Twinzy Toy Company
In 1895 Charles Squier built a home for his new wife, Julia Hickman, right next door to his father’s house, on Fremont Street just north of the park. Shortly after completing his home, he built a factory building behind the house. In this small factory Charles operated the American Manufacturing Company, producing shipping and merchandising tags on a machine he invented.
In 1918 Squier’s twin daughters, Bernice and Blanche, made a wager with their father that they could raise the money they needed to attend college. The girls began making dolls and earned the funds to pay for their first year at school. But there were so many orders for their dolls that the twins decided to forego school and began producing dolls and stuffed animals full time. They formed the Twinzy Toy Company and went into business in their father’s factory building.

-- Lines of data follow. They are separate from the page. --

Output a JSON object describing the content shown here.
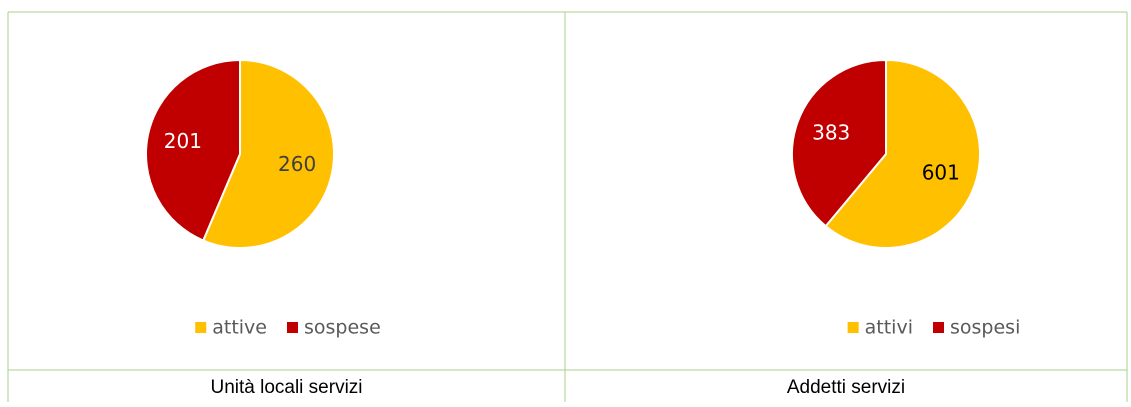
{
  "chart_data": [
    {
      "type": "pie",
      "title": "Unità locali servizi",
      "categories": [
        "attive",
        "sospese"
      ],
      "values": [
        260,
        201
      ],
      "colors": [
        "#ffc000",
        "#c00000"
      ],
      "label_colors": [
        "#404040",
        "#ffffff"
      ]
    },
    {
      "type": "pie",
      "title": "Addetti servizi",
      "categories": [
        "attivi",
        "sospesi"
      ],
      "values": [
        601,
        383
      ],
      "colors": [
        "#ffc000",
        "#c00000"
      ],
      "label_colors": [
        "#000000",
        "#ffffff"
      ]
    }
  ]
}
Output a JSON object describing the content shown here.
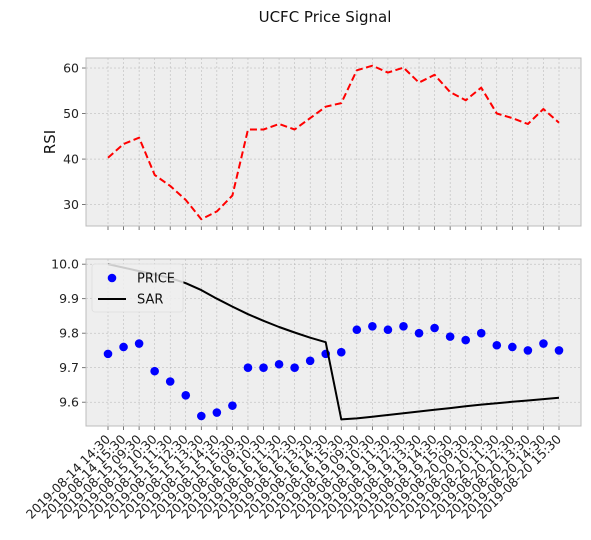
{
  "chart_data": {
    "title": "UCFC Price Signal",
    "x": [
      "2019-08-14 14:30",
      "2019-08-14 15:30",
      "2019-08-15 09:30",
      "2019-08-15 10:30",
      "2019-08-15 11:30",
      "2019-08-15 12:30",
      "2019-08-15 13:30",
      "2019-08-15 14:30",
      "2019-08-15 15:30",
      "2019-08-16 09:30",
      "2019-08-16 10:30",
      "2019-08-16 11:30",
      "2019-08-16 12:30",
      "2019-08-16 13:30",
      "2019-08-16 14:30",
      "2019-08-16 15:30",
      "2019-08-19 09:30",
      "2019-08-19 10:30",
      "2019-08-19 11:30",
      "2019-08-19 12:30",
      "2019-08-19 13:30",
      "2019-08-19 14:30",
      "2019-08-19 15:30",
      "2019-08-20 09:30",
      "2019-08-20 10:30",
      "2019-08-20 11:30",
      "2019-08-20 12:30",
      "2019-08-20 13:30",
      "2019-08-20 14:30",
      "2019-08-20 15:30"
    ],
    "panels": [
      {
        "type": "line",
        "ylabel": "RSI",
        "ylim": [
          25.3,
          62.2
        ],
        "yticks": [
          30,
          40,
          50,
          60
        ],
        "grid": true,
        "series": [
          {
            "name": "",
            "style": "dashed",
            "color": "#ff0000",
            "values": [
              40.3,
              43.3,
              44.7,
              36.5,
              34.1,
              31.0,
              26.8,
              28.5,
              32.0,
              46.5,
              46.5,
              47.7,
              46.5,
              49.0,
              51.5,
              52.3,
              59.5,
              60.5,
              59.0,
              60.1,
              56.8,
              58.5,
              54.7,
              52.9,
              55.7,
              50.0,
              49.0,
              47.7,
              51.0,
              48.0
            ]
          }
        ]
      },
      {
        "type": "line",
        "ylabel": "",
        "ylim": [
          9.531,
          10.015
        ],
        "yticks": [
          9.6,
          9.7,
          9.8,
          9.9,
          10.0
        ],
        "grid": true,
        "legend": "top-left",
        "series": [
          {
            "name": "PRICE",
            "style": "markers",
            "color": "#0000ff",
            "values": [
              9.74,
              9.76,
              9.77,
              9.69,
              9.66,
              9.62,
              9.56,
              9.57,
              9.59,
              9.7,
              9.7,
              9.71,
              9.7,
              9.72,
              9.74,
              9.745,
              9.81,
              9.82,
              9.81,
              9.82,
              9.8,
              9.815,
              9.79,
              9.78,
              9.8,
              9.765,
              9.76,
              9.75,
              9.77,
              9.75
            ]
          },
          {
            "name": "SAR",
            "style": "solid",
            "color": "#000000",
            "values": [
              10.0,
              9.99,
              9.98,
              9.97,
              9.96,
              9.945,
              9.925,
              9.9,
              9.877,
              9.855,
              9.836,
              9.818,
              9.802,
              9.787,
              9.774,
              9.55,
              9.553,
              9.558,
              9.563,
              9.568,
              9.573,
              9.578,
              9.583,
              9.588,
              9.593,
              9.597,
              9.601,
              9.605,
              9.609,
              9.613
            ]
          }
        ]
      }
    ]
  }
}
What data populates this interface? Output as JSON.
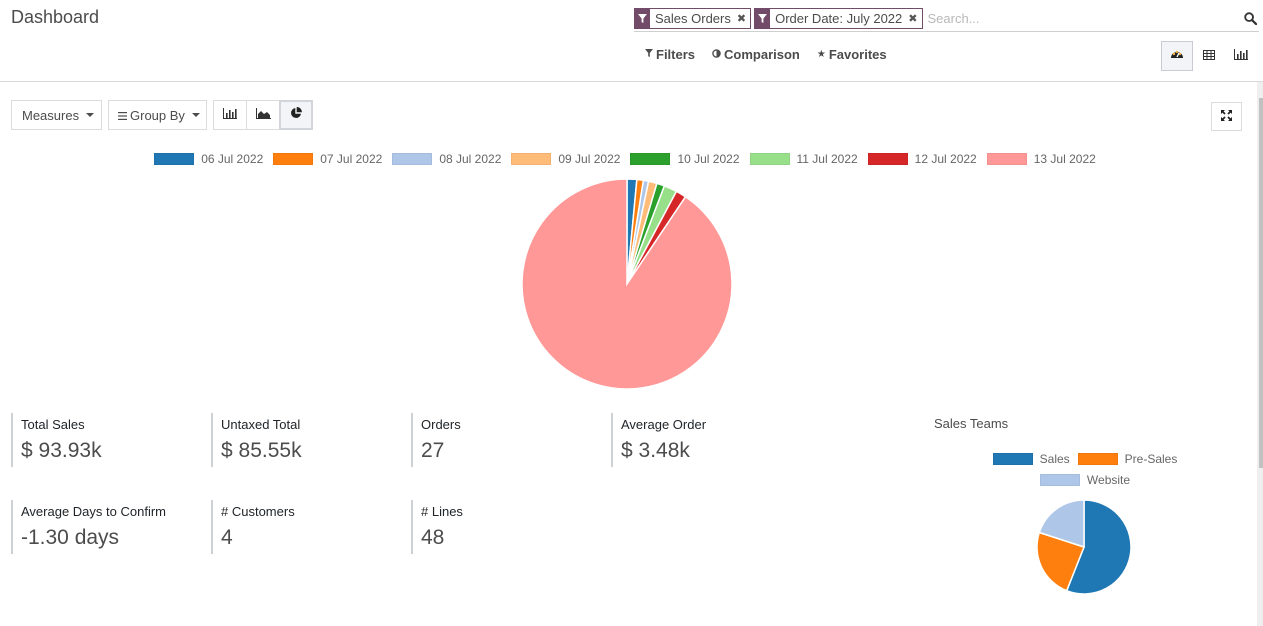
{
  "page": {
    "title": "Dashboard"
  },
  "search": {
    "facets": [
      {
        "icon": "filter-icon",
        "label": "Sales Orders"
      },
      {
        "icon": "filter-icon",
        "label": "Order Date: July 2022"
      }
    ],
    "placeholder": "Search...",
    "value": ""
  },
  "filter_bar": {
    "filters_label": "Filters",
    "comparison_label": "Comparison",
    "favorites_label": "Favorites"
  },
  "views": [
    {
      "name": "dashboard",
      "icon": "tachometer-icon",
      "active": true
    },
    {
      "name": "pivot",
      "icon": "table-icon",
      "active": false
    },
    {
      "name": "graph",
      "icon": "bar-chart-icon",
      "active": false
    }
  ],
  "toolbar": {
    "measures_label": "Measures",
    "group_by_label": "Group By",
    "chart_types": [
      {
        "name": "bar",
        "icon": "bar-chart-icon",
        "active": false
      },
      {
        "name": "line",
        "icon": "area-chart-icon",
        "active": false
      },
      {
        "name": "pie",
        "icon": "pie-chart-icon",
        "active": true
      }
    ]
  },
  "chart_data": [
    {
      "type": "pie",
      "title": "",
      "categories": [
        "06 Jul 2022",
        "07 Jul 2022",
        "08 Jul 2022",
        "09 Jul 2022",
        "10 Jul 2022",
        "11 Jul 2022",
        "12 Jul 2022",
        "13 Jul 2022"
      ],
      "values": [
        1.5,
        1.0,
        0.8,
        1.3,
        1.2,
        2.0,
        1.6,
        90.6
      ],
      "colors": [
        "#1f77b4",
        "#ff7f0e",
        "#aec7e8",
        "#ffbb78",
        "#2ca02c",
        "#98df8a",
        "#d62728",
        "#ff9896"
      ],
      "legend_position": "top",
      "unit": "% of total (estimated)"
    },
    {
      "type": "pie",
      "title": "Sales Teams",
      "categories": [
        "Sales",
        "Pre-Sales",
        "Website"
      ],
      "values": [
        56,
        24,
        20
      ],
      "colors": [
        "#1f77b4",
        "#ff7f0e",
        "#aec7e8"
      ],
      "legend_position": "top",
      "unit": "% of total (estimated)"
    }
  ],
  "kpis": [
    {
      "label": "Total Sales",
      "value": "$ 93.93k"
    },
    {
      "label": "Untaxed Total",
      "value": "$ 85.55k"
    },
    {
      "label": "Orders",
      "value": "27"
    },
    {
      "label": "Average Order",
      "value": "$ 3.48k"
    },
    {
      "label": "Average Days to Confirm",
      "value": "-1.30 days"
    },
    {
      "label": "# Customers",
      "value": "4"
    },
    {
      "label": "# Lines",
      "value": "48"
    }
  ],
  "sales_teams": {
    "title": "Sales Teams"
  },
  "colors": {
    "facet": "#714b67",
    "border": "#dcdcdc",
    "kpi_rule": "#cdd0d5"
  }
}
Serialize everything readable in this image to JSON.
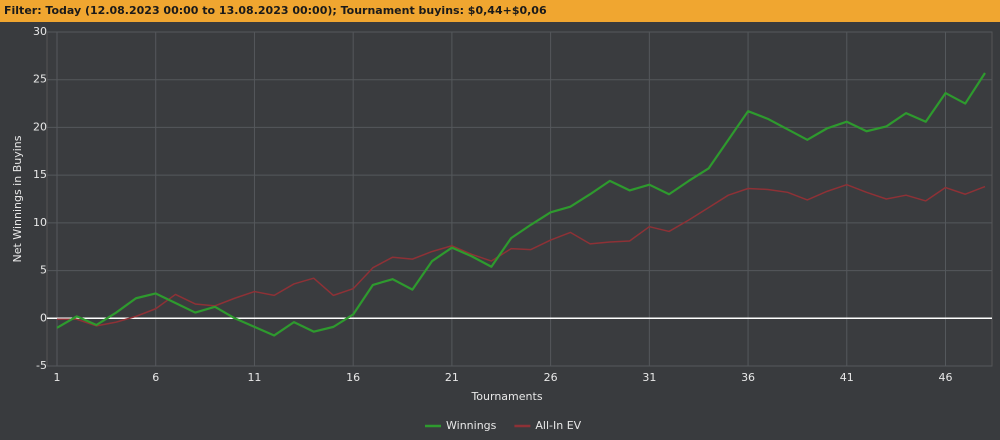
{
  "filter": "Filter: Today (12.08.2023 00:00 to 13.08.2023 00:00); Tournament buyins: $0,44+$0,06",
  "chart_data": {
    "type": "line",
    "xlabel": "Tournaments",
    "ylabel": "Net Winnings in Buyins",
    "x": [
      1,
      2,
      3,
      4,
      5,
      6,
      7,
      8,
      9,
      10,
      11,
      12,
      13,
      14,
      15,
      16,
      17,
      18,
      19,
      20,
      21,
      22,
      23,
      24,
      25,
      26,
      27,
      28,
      29,
      30,
      31,
      32,
      33,
      34,
      35,
      36,
      37,
      38,
      39,
      40,
      41,
      42,
      43,
      44,
      45,
      46,
      47,
      48
    ],
    "series": [
      {
        "name": "Winnings",
        "color": "#2e9a2e",
        "width": 2.2,
        "values": [
          -1.0,
          0.2,
          -0.7,
          0.6,
          2.1,
          2.6,
          1.6,
          0.6,
          1.2,
          0.0,
          -0.9,
          -1.8,
          -0.4,
          -1.4,
          -0.9,
          0.4,
          3.5,
          4.1,
          3.0,
          6.0,
          7.4,
          6.5,
          5.4,
          8.4,
          9.8,
          11.1,
          11.7,
          13.0,
          14.4,
          13.4,
          14.0,
          13.0,
          14.4,
          15.7,
          18.7,
          21.7,
          20.9,
          19.8,
          18.7,
          19.9,
          20.6,
          19.6,
          20.1,
          21.5,
          20.6,
          23.6,
          22.5,
          25.7
        ]
      },
      {
        "name": "All-In EV",
        "color": "#8e3136",
        "width": 1.5,
        "values": [
          -0.1,
          -0.1,
          -0.8,
          -0.4,
          0.2,
          1.0,
          2.5,
          1.5,
          1.3,
          2.1,
          2.8,
          2.4,
          3.6,
          4.2,
          2.4,
          3.1,
          5.3,
          6.4,
          6.2,
          7.0,
          7.6,
          6.7,
          6.0,
          7.3,
          7.2,
          8.2,
          9.0,
          7.8,
          8.0,
          8.1,
          9.6,
          9.1,
          10.3,
          11.6,
          12.9,
          13.6,
          13.5,
          13.2,
          12.4,
          13.3,
          14.0,
          13.2,
          12.5,
          12.9,
          12.3,
          13.7,
          13.0,
          13.8
        ]
      }
    ],
    "xlim": [
      1,
      48
    ],
    "xticks": [
      1,
      6,
      11,
      16,
      21,
      26,
      31,
      36,
      41,
      46
    ],
    "ylim": [
      -5,
      30
    ],
    "yticks": [
      -5,
      0,
      5,
      10,
      15,
      20,
      25,
      30
    ],
    "grid": true,
    "zero_line_color": "#ffffff",
    "legend": "bottom"
  }
}
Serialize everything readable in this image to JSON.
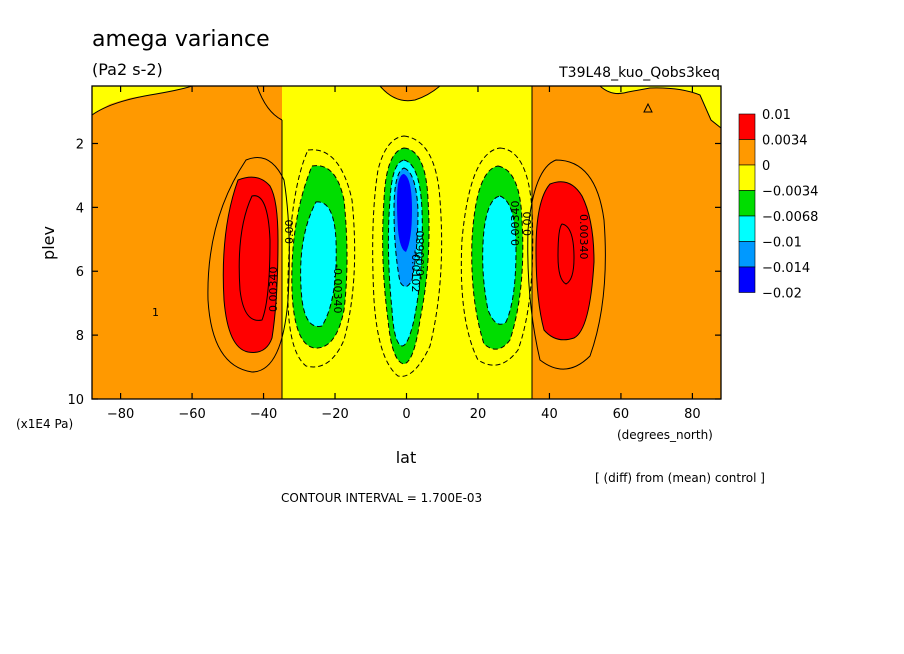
{
  "figure": {
    "title": "amega variance",
    "units": "(Pa2 s-2)",
    "run_label": "T39L48_kuo_Qobs3keq",
    "diff_note": "[ (diff) from (mean) control ]",
    "contour_interval": "CONTOUR INTERVAL = 1.700E-03"
  },
  "chart_data": {
    "type": "heatmap",
    "xlabel": "lat",
    "ylabel": "plev",
    "x_unit_label": "(degrees_north)",
    "y_unit_label": "(x1E4 Pa)",
    "xlim": [
      -88,
      88
    ],
    "ylim": [
      10,
      0.2
    ],
    "x_ticks": [
      -80,
      -60,
      -40,
      -20,
      0,
      20,
      40,
      60,
      80
    ],
    "y_ticks": [
      2,
      4,
      6,
      8,
      10
    ],
    "legend": {
      "placement": "right",
      "levels": [
        "0.01",
        "0.0034",
        "0",
        "-0.0034",
        "-0.0068",
        "-0.01",
        "-0.014",
        "-0.02"
      ],
      "colors": [
        "#ff0000",
        "#ff9900",
        "#ffff00",
        "#00dd00",
        "#00ffff",
        "#0099ff",
        "#0000ff"
      ]
    },
    "contour_labels": [
      "0.00340",
      "0.00",
      "-0.00340",
      "-0.0102",
      "-0.00680",
      "0.00340",
      "0.00",
      "-0.00340",
      "0.00340",
      "1"
    ],
    "features": [
      {
        "name": "positive max SH",
        "lat_center": -45,
        "plev_center": 5.5,
        "value_range": [
          0.0034,
          0.01
        ]
      },
      {
        "name": "negative min SH",
        "lat_center": -25,
        "plev_center": 5.0,
        "value_range": [
          -0.01,
          -0.0034
        ]
      },
      {
        "name": "negative min equator",
        "lat_center": 0,
        "plev_center": 4.5,
        "value_range": [
          -0.02,
          -0.0034
        ]
      },
      {
        "name": "negative min NH",
        "lat_center": 25,
        "plev_center": 5.0,
        "value_range": [
          -0.01,
          -0.0034
        ]
      },
      {
        "name": "positive max NH",
        "lat_center": 45,
        "plev_center": 5.5,
        "value_range": [
          0.0034,
          0.01
        ]
      }
    ]
  }
}
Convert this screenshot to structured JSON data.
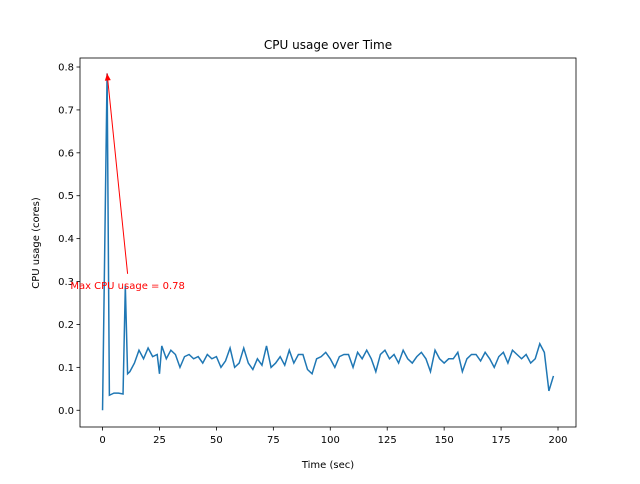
{
  "chart_data": {
    "type": "line",
    "title": "CPU usage over Time",
    "xlabel": "Time (sec)",
    "ylabel": "CPU usage (cores)",
    "color": "#1f77b4",
    "x": [
      0,
      2,
      3,
      5,
      7,
      9,
      10,
      11,
      12,
      14,
      16,
      18,
      20,
      22,
      24,
      25,
      26,
      28,
      30,
      32,
      34,
      36,
      38,
      40,
      42,
      44,
      46,
      48,
      50,
      52,
      54,
      56,
      58,
      60,
      62,
      64,
      66,
      68,
      70,
      72,
      74,
      76,
      78,
      80,
      82,
      84,
      86,
      88,
      90,
      92,
      94,
      96,
      98,
      100,
      102,
      104,
      106,
      108,
      110,
      112,
      114,
      116,
      118,
      120,
      122,
      124,
      126,
      128,
      130,
      132,
      134,
      136,
      138,
      140,
      142,
      144,
      146,
      148,
      150,
      152,
      154,
      156,
      158,
      160,
      162,
      164,
      166,
      168,
      170,
      172,
      174,
      176,
      178,
      180,
      182,
      184,
      186,
      188,
      190,
      192,
      194,
      196,
      198
    ],
    "values": [
      0,
      0.785,
      0.035,
      0.04,
      0.04,
      0.038,
      0.29,
      0.085,
      0.09,
      0.11,
      0.14,
      0.12,
      0.145,
      0.125,
      0.13,
      0.085,
      0.15,
      0.12,
      0.14,
      0.13,
      0.1,
      0.125,
      0.13,
      0.12,
      0.125,
      0.11,
      0.13,
      0.12,
      0.125,
      0.1,
      0.115,
      0.145,
      0.1,
      0.11,
      0.145,
      0.11,
      0.095,
      0.12,
      0.105,
      0.15,
      0.1,
      0.11,
      0.125,
      0.105,
      0.14,
      0.11,
      0.13,
      0.13,
      0.095,
      0.085,
      0.12,
      0.125,
      0.135,
      0.12,
      0.1,
      0.125,
      0.13,
      0.13,
      0.1,
      0.135,
      0.12,
      0.14,
      0.12,
      0.09,
      0.13,
      0.14,
      0.12,
      0.13,
      0.11,
      0.14,
      0.12,
      0.11,
      0.125,
      0.135,
      0.12,
      0.09,
      0.14,
      0.12,
      0.11,
      0.12,
      0.12,
      0.135,
      0.09,
      0.12,
      0.13,
      0.13,
      0.115,
      0.135,
      0.12,
      0.1,
      0.125,
      0.135,
      0.11,
      0.14,
      0.13,
      0.12,
      0.13,
      0.11,
      0.12,
      0.155,
      0.135,
      0.045,
      0.08
    ],
    "xlim": [
      -9.9,
      207.9
    ],
    "ylim": [
      -0.039,
      0.821
    ],
    "xticks": [
      0,
      25,
      50,
      75,
      100,
      125,
      150,
      175,
      200
    ],
    "yticks": [
      {
        "value": 0,
        "label": "0.0"
      },
      0.1,
      0.2,
      0.3,
      0.4,
      0.5,
      0.6,
      0.7,
      0.8
    ],
    "annotation": {
      "text": "Max CPU usage = 0.78",
      "xy": [
        2,
        0.785
      ],
      "xytext": [
        11,
        0.29
      ],
      "color": "red"
    }
  }
}
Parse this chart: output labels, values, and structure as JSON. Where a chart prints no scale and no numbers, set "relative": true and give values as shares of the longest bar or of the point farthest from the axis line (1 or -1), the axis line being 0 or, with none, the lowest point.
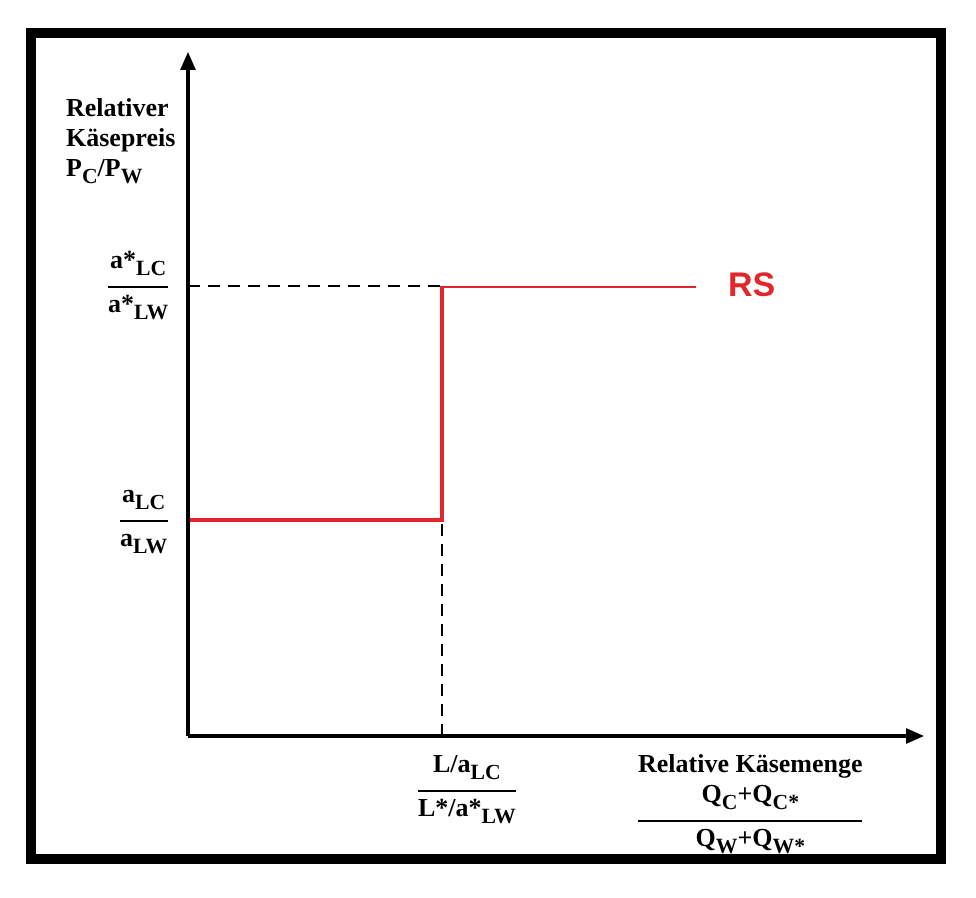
{
  "chart_data": {
    "type": "step",
    "relative": true,
    "categories": [
      null,
      null,
      null
    ],
    "series": [
      {
        "name": "RS",
        "color": "#e3262b",
        "values": [
          0.48,
          1,
          1
        ]
      }
    ],
    "ylabel": "Relativer\nKäsepreis\nP$_{C}$/P$_{W}$",
    "xlabel": "Relative Käsemenge\nQ$_{C}$+Q$_{C*}$\nQ$_{W}$+Q$_{W*}$",
    "ref_lines": [
      {
        "axis": "y",
        "value": 1,
        "label": "a*$_{LC}$\na*$_{LW}$",
        "line_style": "dashed",
        "color": "#000000"
      },
      {
        "axis": "y",
        "value": 0.48,
        "label": "a$_{LC}$\na$_{LW}$",
        "color": "#000000"
      },
      {
        "axis": "x",
        "label": "L/a$_{LC}$\nL*/a*$_{LW}$",
        "line_style": "dashed",
        "color": "#000000"
      }
    ],
    "legend": false
  }
}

Twinzy dolls, toys and animals were designed to be safe for young children, made out of soft cloth and ginghams as well as art leather, which became the most popular line. Their first mass produced doll, the Buddy Doll, was a stocking doll with a painted face which resembled an elf. Another popular doll was a “Man-on-the-Moon” figure with a glow-in-the-dark face. From stuffed dolls the girls expanded into building blocks and stuffed animals.
Their dolls were displayed at the New York Toy Fair in 1920. After the fair, the girls received their first patent and a large order from Marshall Fields. By 1939 sales had increased and the girls opened a New York sales office. In 1940 the twins ran into some labor problems and stopped making the much-sought after toys. One year later, when the twins returned from a trip to the West, they found so many orders for the popular dolls awaiting them that they decided to resume production.
The Twinzy Toy Company continued to manufacture dolls well into the early 1950s. Bernice and Blanche lived in their Fremont Street home until their deaths. The factory building stood in its original location behind the house until the mid-1960s, when it was torn down by the owners at that time. Parts of the foundation still remain at the site.
Many of the original drawings for the toys and the dies that were used to print the fabric dolls and toys are in the Community Archives of Heritage Battle Creek. A selection of the drawings and dies is displayed in the Children’s Room at Kimball House Museum.